To support the family, Cukier taught French and English and even helped a man sell diamonds on the black market. As things got worse, the family eventually had to go into hiding with a Belgian family. The Deutsche Welle article tells how Cukier witnessed the family hiding in the apartment below get discovered, with the father shot and mother and daughter sent away. One of her family’s protectors was also murdered by the Nazis. But liberation came in 1944, and the family then returned to Cologne to rebuild their lives.

About four years later, she immigrated to Philadelphia where she married Goldman. In her new life, Cukier sang chansons (lyric-driven French songs) at night clubs and worked as a belly dancing instructor.

“She was a wild one, and she still is,” Arndts said.

Goldman died in 2017, but Cukier is still alive and well, living in Cologne at 97.

As for Arndts, she plans to spend her time attending activities at Bensalem Jewish Outreach Center, visiting with her 2-year-old grandson Brayden and playing the blues.
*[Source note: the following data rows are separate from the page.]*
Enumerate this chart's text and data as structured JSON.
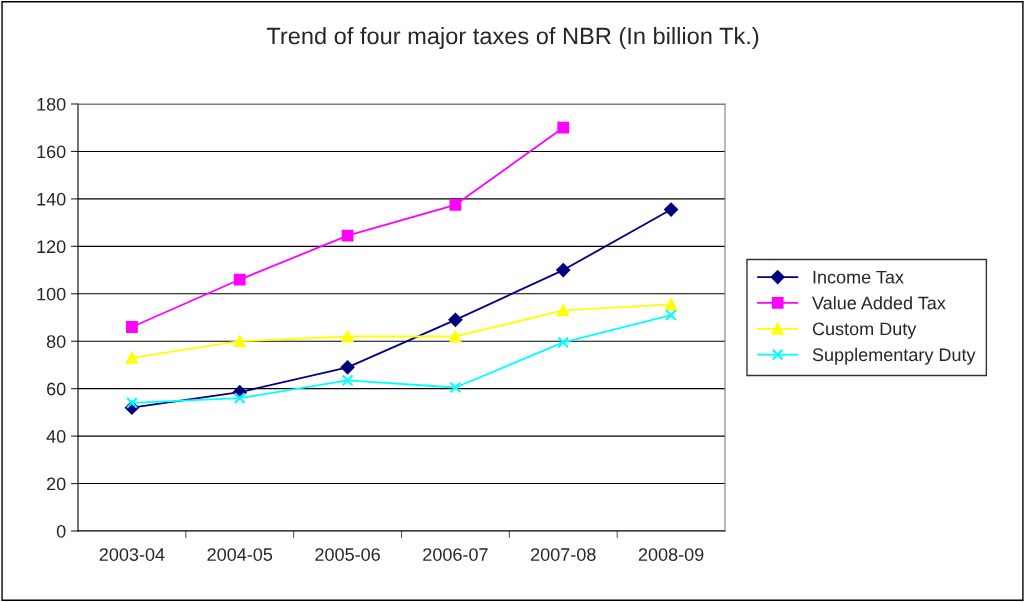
{
  "chart_data": {
    "type": "line",
    "title": "Trend of four major taxes of NBR (In billion Tk.)",
    "categories": [
      "2003-04",
      "2004-05",
      "2005-06",
      "2006-07",
      "2007-08",
      "2008-09"
    ],
    "series": [
      {
        "name": "Income Tax",
        "color": "#000080",
        "marker": "diamond",
        "values": [
          52,
          58.5,
          69,
          89,
          110,
          135.5
        ]
      },
      {
        "name": "Value Added Tax",
        "color": "#ff00ff",
        "marker": "square",
        "values": [
          86,
          106,
          124.5,
          137.5,
          170,
          null
        ]
      },
      {
        "name": "Custom Duty",
        "color": "#ffff00",
        "marker": "triangle",
        "values": [
          73,
          80,
          82,
          82,
          93,
          95.5
        ]
      },
      {
        "name": "Supplementary Duty",
        "color": "#00ffff",
        "marker": "cross",
        "values": [
          54,
          56,
          63.5,
          60.5,
          79.5,
          91
        ]
      }
    ],
    "ylim": [
      0,
      180
    ],
    "yticks": [
      0,
      20,
      40,
      60,
      80,
      100,
      120,
      140,
      160,
      180
    ],
    "grid": "y",
    "legend": "right"
  }
}
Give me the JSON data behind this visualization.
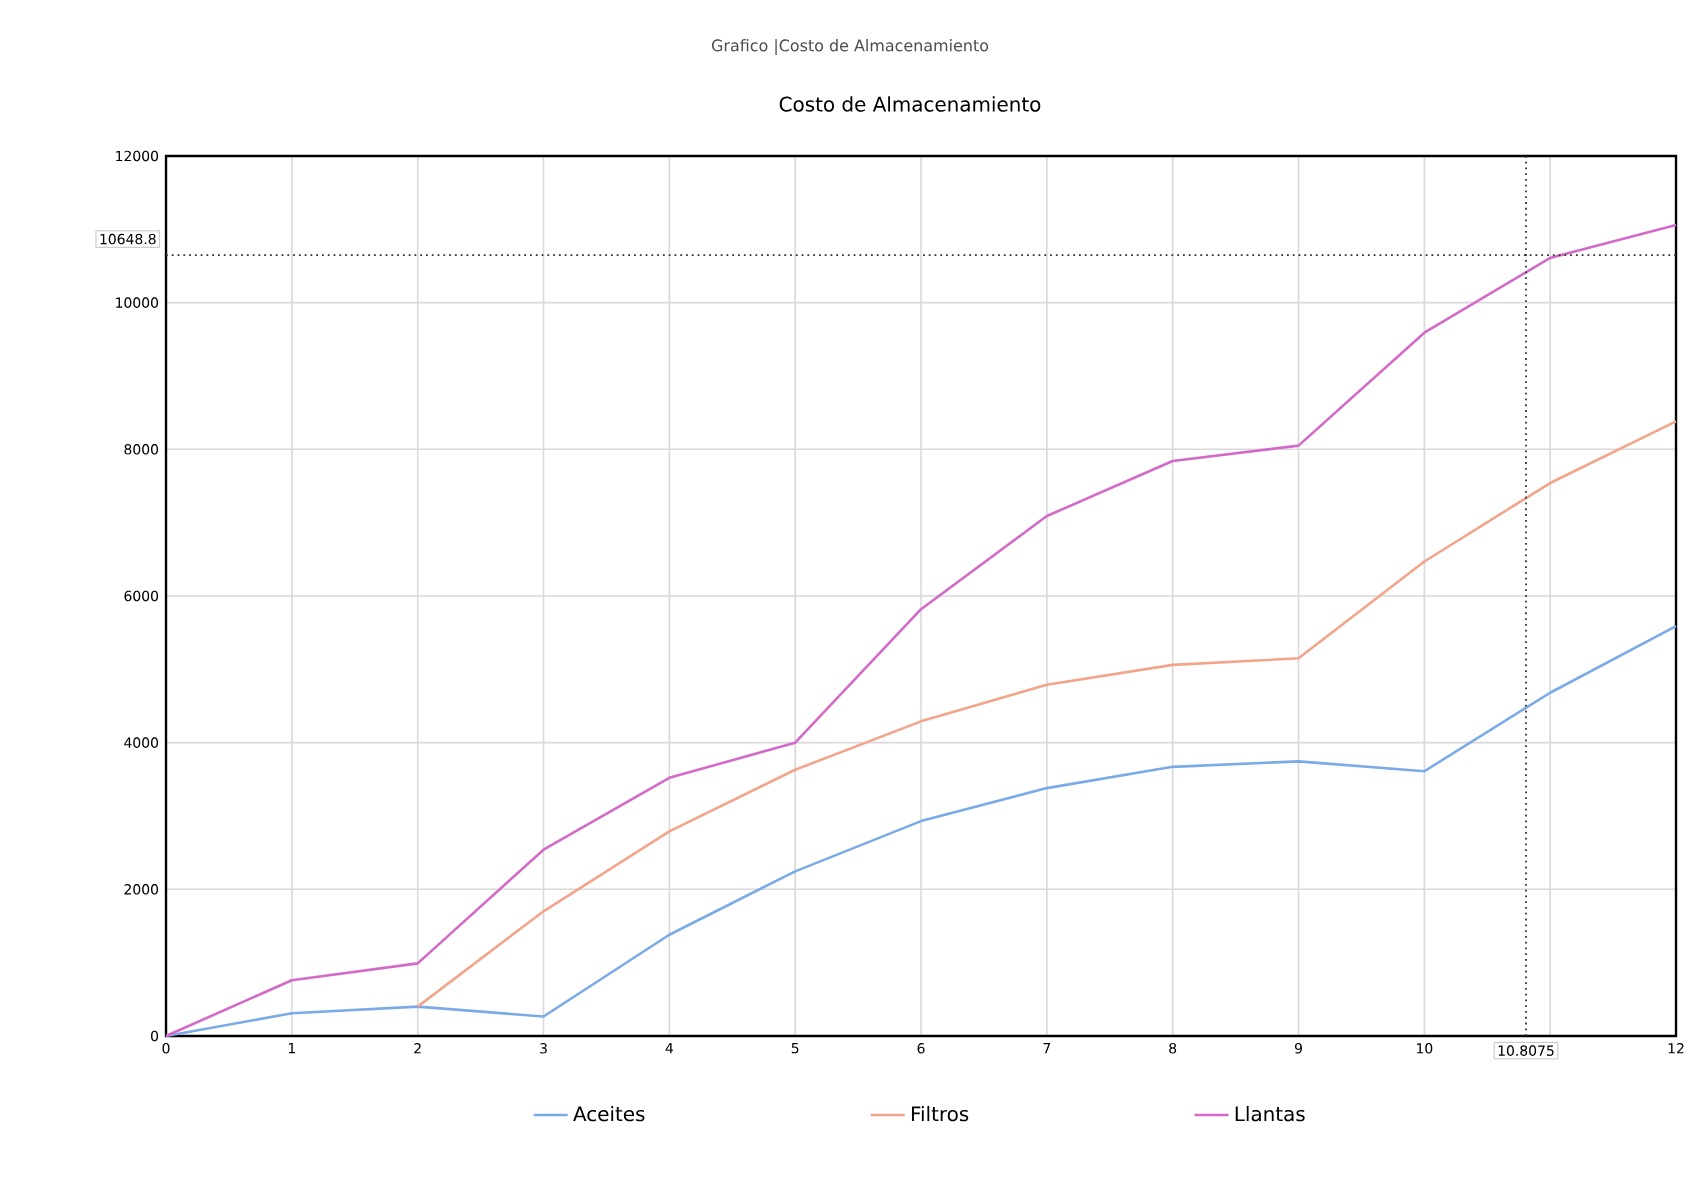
{
  "chart_data": {
    "type": "line",
    "title": "Costo de Almacenamiento",
    "annotations": [
      "Grafico |Costo de Almacenamiento"
    ],
    "x": [
      0,
      1,
      2,
      3,
      4,
      5,
      6,
      7,
      8,
      9,
      10,
      11,
      12
    ],
    "series": [
      {
        "name": "Aceites",
        "color": "#7aaae8",
        "values": [
          0,
          310,
          400,
          265,
          1380,
          2245,
          2930,
          3380,
          3670,
          3745,
          3610,
          4680,
          5590
        ]
      },
      {
        "name": "Filtros",
        "color": "#f2a58a",
        "values": [
          null,
          null,
          400,
          1700,
          2790,
          3630,
          4290,
          4790,
          5060,
          5150,
          6470,
          7540,
          8380
        ]
      },
      {
        "name": "Llantas",
        "color": "#d46ac8",
        "values": [
          0,
          760,
          990,
          2540,
          3520,
          4000,
          5820,
          7090,
          7840,
          8050,
          9590,
          10610,
          11060
        ]
      }
    ],
    "xlim": [
      0,
      12
    ],
    "ylim": [
      0,
      12000
    ],
    "xticks": [
      0,
      1,
      2,
      3,
      4,
      5,
      6,
      7,
      8,
      9,
      10,
      {
        "value": 11,
        "label": null
      },
      12
    ],
    "yticks": [
      0,
      2000,
      4000,
      6000,
      8000,
      10000,
      12000
    ],
    "ref_lines": [
      {
        "axis": "x",
        "value": 10.8075,
        "label": "10.8075",
        "line_style": "dotted",
        "color": "#333333"
      },
      {
        "axis": "y",
        "value": 10648.8,
        "label": "10648.8",
        "line_style": "dotted",
        "color": "#333333"
      }
    ],
    "grid": true,
    "legend": "bottom",
    "marker": "none",
    "line_style": "solid"
  }
}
A year from now, she’d like to record her fourth album, but in the meantime, she’ll
continue to perform at area venues about twice a week.

“I hope to die on stage,” Arndts said. “There’s a saying, if you want to be a musician, it’s a terrible profession. If you have to be a musician, then it’s the best profession. It’s something I just have to do. It’s like breathing air, I have to do it. I love it. It defines who I am. It feels like my purpose.”